To humor her, he went to the window and glanced around where he saw guards at various posts along the wall. “Yes.”
“That’s why I can’t just walk out of here.”
“Dress up as a man. Better yet, dress up as a stable boy or some other servant. No one ever pays attention to those men.”
“If I choose a disguise, I’ll do better than that. I hear that ploy didn’t work in The Earl’s Inconvenient Wife when you got Lady Roderick to dress up like a stable boy.”
“You make one mistake and everyone hears about it,” he muttered. Turning to her, he asked, “Why don’t you just admit the real reason why you aren’t trying to escape? You secretly love the king and want to be with him.”
“For your information, I will try to escape. I won’t say how because that will ruin the story for anyone who’ll read it.”
“If you say so…” He straightened up and pulled the sword from his sheath. “I need to swing this thing in the courtyard.”
“You mean you’re going to polish your fighting skills with the sword.”
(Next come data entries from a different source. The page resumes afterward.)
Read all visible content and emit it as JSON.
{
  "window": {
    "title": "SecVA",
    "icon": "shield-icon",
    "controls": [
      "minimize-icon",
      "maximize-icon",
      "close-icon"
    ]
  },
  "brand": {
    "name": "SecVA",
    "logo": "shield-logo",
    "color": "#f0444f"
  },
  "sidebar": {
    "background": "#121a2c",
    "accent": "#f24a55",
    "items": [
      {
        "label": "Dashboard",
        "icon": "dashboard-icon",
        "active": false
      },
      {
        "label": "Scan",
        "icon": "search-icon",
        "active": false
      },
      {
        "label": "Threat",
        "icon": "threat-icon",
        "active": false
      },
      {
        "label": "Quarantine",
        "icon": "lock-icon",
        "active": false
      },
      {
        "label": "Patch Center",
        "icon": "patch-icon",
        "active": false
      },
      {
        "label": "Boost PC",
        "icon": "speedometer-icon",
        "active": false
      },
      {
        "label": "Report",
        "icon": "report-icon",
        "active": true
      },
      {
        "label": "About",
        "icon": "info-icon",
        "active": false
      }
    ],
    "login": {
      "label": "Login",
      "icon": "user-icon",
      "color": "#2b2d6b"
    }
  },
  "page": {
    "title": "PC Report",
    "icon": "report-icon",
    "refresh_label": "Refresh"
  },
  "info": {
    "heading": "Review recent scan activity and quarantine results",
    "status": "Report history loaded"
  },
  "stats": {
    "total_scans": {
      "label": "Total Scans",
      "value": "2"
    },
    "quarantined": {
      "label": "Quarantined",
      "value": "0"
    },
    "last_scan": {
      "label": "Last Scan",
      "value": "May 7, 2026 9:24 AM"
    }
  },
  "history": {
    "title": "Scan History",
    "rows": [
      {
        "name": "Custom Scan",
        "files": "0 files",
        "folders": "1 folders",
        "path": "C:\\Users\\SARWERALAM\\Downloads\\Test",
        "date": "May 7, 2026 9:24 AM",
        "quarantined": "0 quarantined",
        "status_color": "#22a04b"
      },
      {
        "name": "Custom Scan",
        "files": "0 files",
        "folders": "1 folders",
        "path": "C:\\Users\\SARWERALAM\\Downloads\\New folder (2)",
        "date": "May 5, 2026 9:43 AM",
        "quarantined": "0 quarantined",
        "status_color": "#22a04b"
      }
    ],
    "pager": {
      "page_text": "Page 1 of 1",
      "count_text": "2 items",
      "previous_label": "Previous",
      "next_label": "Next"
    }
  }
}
“Not really. I just have to say something to get out of this scene. As soon as I’m out of here, Gavin will take my place and be the one in the courtyard. I know you can’t wait to watch him showing off his muscles as he wields this sword.” He winked at her. “Go give that king of yours a long, passionate kiss. There’s no sense in making him suffer longer than he has to.” With a grin, he headed out of the room.
Dear Ruth, I received the e-mail about your book now available on Amazon, etc. I have ordered a Kindle copy, and am anxious to read it. Thank you so much for the dedication I’m working on my new novella (Orange Blossoms in the Winter – a romance about an older couple) and am dedicating this book to you because I love your writing style and your creative imagination, and because you are a constant inspiration to me to keep on creating my own stories. I am commenting here as for some reason the blog page with your notice of publication won’t open for me. I’ll keep trying. By the way, these entries swapping heroes are lots of fun to read. Thanks. All the best, your avid fan and friend, Dorothy Paula 🙂
It’ll be nice to read a romance about an older couple. I don’t see many of those. Thanks in advance for the dedication. 😀
I’m touched that I inspire you. I know you’ve been a huge source of inspiration to me over the years. 😀
Hmm…I’m not sure what is going on with the email list I sent out. You should have been able to reply to me directly that way. But who knows with the way the email lists are set up. I don’t know if that had something to do with it or not. I use BCC so people should only see my email address. I’ve thought of using Mail Chimp and might some day. They post a person’s address when you use them and until I get a PO Box, I want to use Yahoo since I don’t have to display my address on it. Email addresses are one thing, but the physical home address makes me hesitate, esp. after someone did a background check on me one time. You just never know who is out there.